Despite nearly two weeks near 100 each day without any measurable rain, August turned out to be an exceptionally wet month, and on average, a little cooler than normal.
Better August than February right?
By the numbers, the average daily high in August was 93 degrees, while the average low was 73, which gave us a day/night monthly average temperature of 83; about one degree cooler than normal.
Total rainfall for the month (as of Aug. 27) was more than generous; 4.25″ which was 2.88 inches above the monthly average of just 1.37 inches. That’s over three times the normal August rainfall amount in Denton making this past month the third wettest August on record, behind August, 2008 (5.25″) and August, 2001 (4.89″). Buzz-kill: Official weather records at Denton Enterprise Airport go back only as far as 1996.
Rainfall was non-existent until the 12th. Even after a cold front finally passed though and stayed through several days later, rainfall didn’t pick up until August 17-18 when .64″ fell. We had 2.18″ on the 19th, another 1.06″ on the 20th and .33″ on the 22nd. As the month came to an end, tropical and Gulf humidity were setting off isolated afternoon storms on a daily basis. The blending of high humidity with the August cold front resulted in our heaviest 24-hour rainfall total (3.23″ over the 19th and 20th) since early March.

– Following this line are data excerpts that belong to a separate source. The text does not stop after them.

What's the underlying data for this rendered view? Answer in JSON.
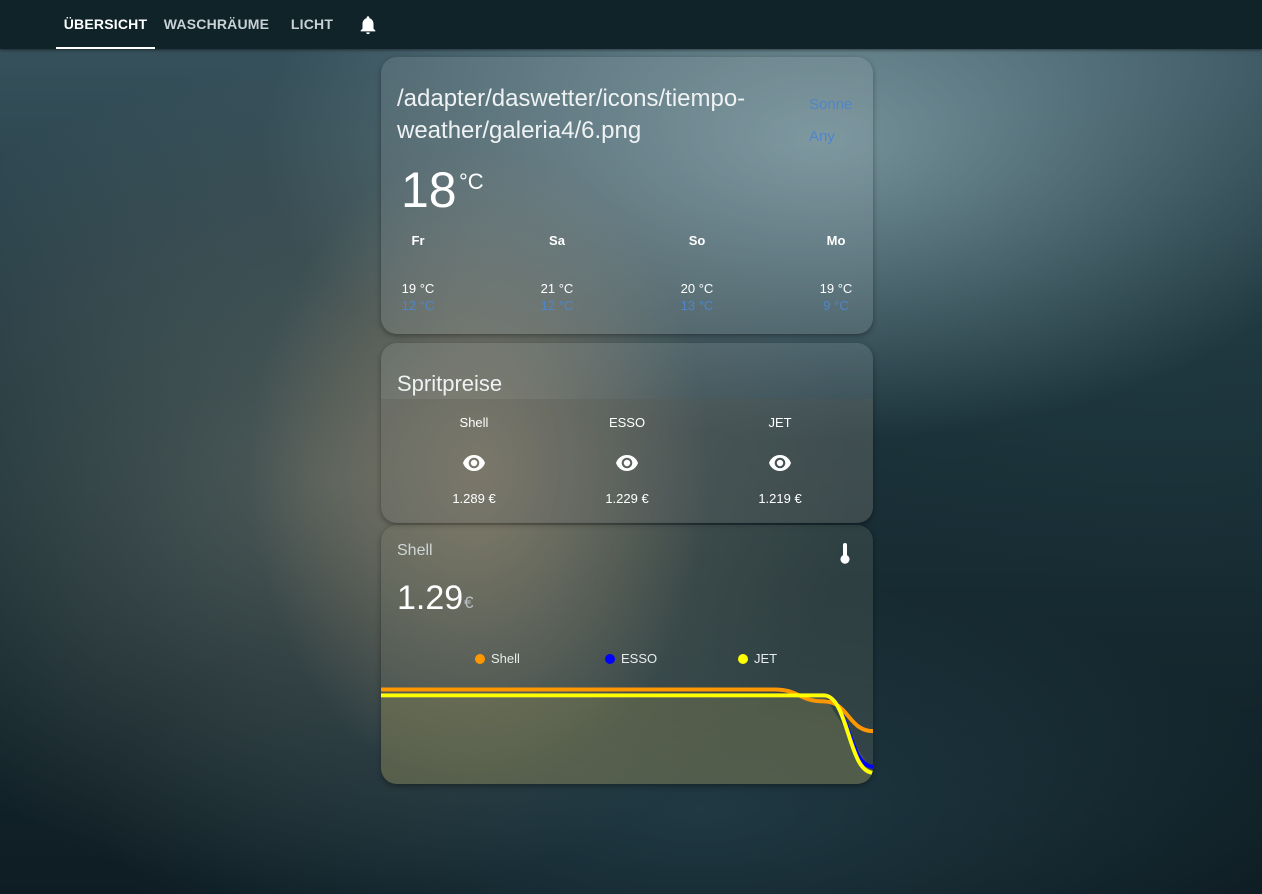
{
  "nav": {
    "tabs": [
      {
        "label": "ÜBERSICHT",
        "active": true
      },
      {
        "label": "WASCHRÄUME",
        "active": false
      },
      {
        "label": "LICHT",
        "active": false
      }
    ],
    "notification_icon": "bell-icon"
  },
  "weather": {
    "image_path": "/adapter/daswetter/icons/tiempo-weather/galeria4/6.png",
    "side_labels": [
      "Sonne",
      "Any"
    ],
    "temperature": "18",
    "unit": "°C",
    "forecast": [
      {
        "day": "Fr",
        "high": "19 °C",
        "low": "12 °C"
      },
      {
        "day": "Sa",
        "high": "21 °C",
        "low": "12 °C"
      },
      {
        "day": "So",
        "high": "20 °C",
        "low": "13 °C"
      },
      {
        "day": "Mo",
        "high": "19 °C",
        "low": "9 °C"
      }
    ]
  },
  "fuel": {
    "title": "Spritpreise",
    "stations": [
      {
        "name": "Shell",
        "icon": "eye-icon",
        "price": "1.289 €"
      },
      {
        "name": "ESSO",
        "icon": "eye-icon",
        "price": "1.229 €"
      },
      {
        "name": "JET",
        "icon": "eye-icon",
        "price": "1.219 €"
      }
    ]
  },
  "sensor": {
    "label": "Shell",
    "icon": "thermometer-icon",
    "value": "1.29",
    "unit": "€"
  },
  "chart_data": {
    "type": "line",
    "title": "",
    "xlabel": "",
    "ylabel": "",
    "x": [
      0,
      1,
      2,
      3,
      4,
      5,
      6,
      7,
      8,
      9,
      10
    ],
    "series": [
      {
        "name": "Shell",
        "color": "#ff9800",
        "values": [
          1.359,
          1.359,
          1.359,
          1.359,
          1.359,
          1.359,
          1.359,
          1.359,
          1.359,
          1.339,
          1.289
        ]
      },
      {
        "name": "ESSO",
        "color": "#0000ff",
        "values": [
          1.349,
          1.349,
          1.349,
          1.349,
          1.349,
          1.349,
          1.349,
          1.349,
          1.349,
          1.349,
          1.229
        ]
      },
      {
        "name": "JET",
        "color": "#ffff00",
        "values": [
          1.349,
          1.349,
          1.349,
          1.349,
          1.349,
          1.349,
          1.349,
          1.349,
          1.349,
          1.349,
          1.219
        ]
      }
    ],
    "legend": "top-center",
    "grid": false,
    "ylim": [
      1.2,
      1.38
    ]
  }
}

August began as July ended, typically hot and dry. The first twelve days of August, high temperatures hovered between 98 and 104, peaking on August 12th, when a mid-summer cold front finally reached North Texas. It flexed back and forth across the area several times for several days, but finally broke the back of our August heat wave. The mid-month cool snap dropped overnight lows to 64 on the 15th and 62 on the 16th.
Looking ahead, a late-summer return of hot, dry high pressure could make the Labor Day holiday weekend a little hotter and drier than normal, followed by more mid-month rains and cooler temperatures as we near October. September could follow a track similar to August.

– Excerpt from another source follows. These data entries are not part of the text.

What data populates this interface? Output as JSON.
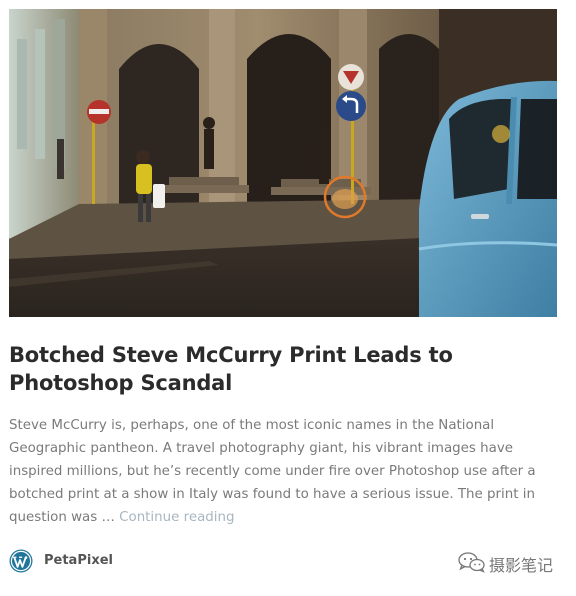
{
  "article": {
    "title": "Botched Steve McCurry Print Leads to Photoshop Scandal",
    "excerpt": "Steve McCurry is, perhaps, one of the most iconic names in the National Geographic pantheon. A travel photography giant, his vibrant images have inspired millions, but he’s recently come under fire over Photoshop use after a botched print at a show in Italy was found to have a serious issue. The print in question was …",
    "continue_label": "Continue reading"
  },
  "footer": {
    "source_icon": "wordpress-icon",
    "source_name": "PetaPixel",
    "watermark_icon": "wechat-icon",
    "watermark_text": "摄影笔记"
  },
  "colors": {
    "title": "#2b2b2b",
    "excerpt": "#7a7a7a",
    "link": "#a8b6c0",
    "car": "#5a9ec4"
  }
}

Meanwhile, the anticipated development of La Nina has failed to materialize yet. Even so, most government forecasters are expecting Pacific Ocean temperatures to begin falling at least slightly below normal by September or October. Without anything more to go on, there’s no reason to stray from September’s average climatology. During September, daytime highs normally start out in the mid 90’s, dropping to the mid 80’s by the end of the month. Normal September precipitation is between 2.5 and 3 inches.
Brad Barton is Chief Meteorologist for WBAP820/570KLIF/99.5 The Wolf and home field meteorologist for the Texas Rangers Baseball Club.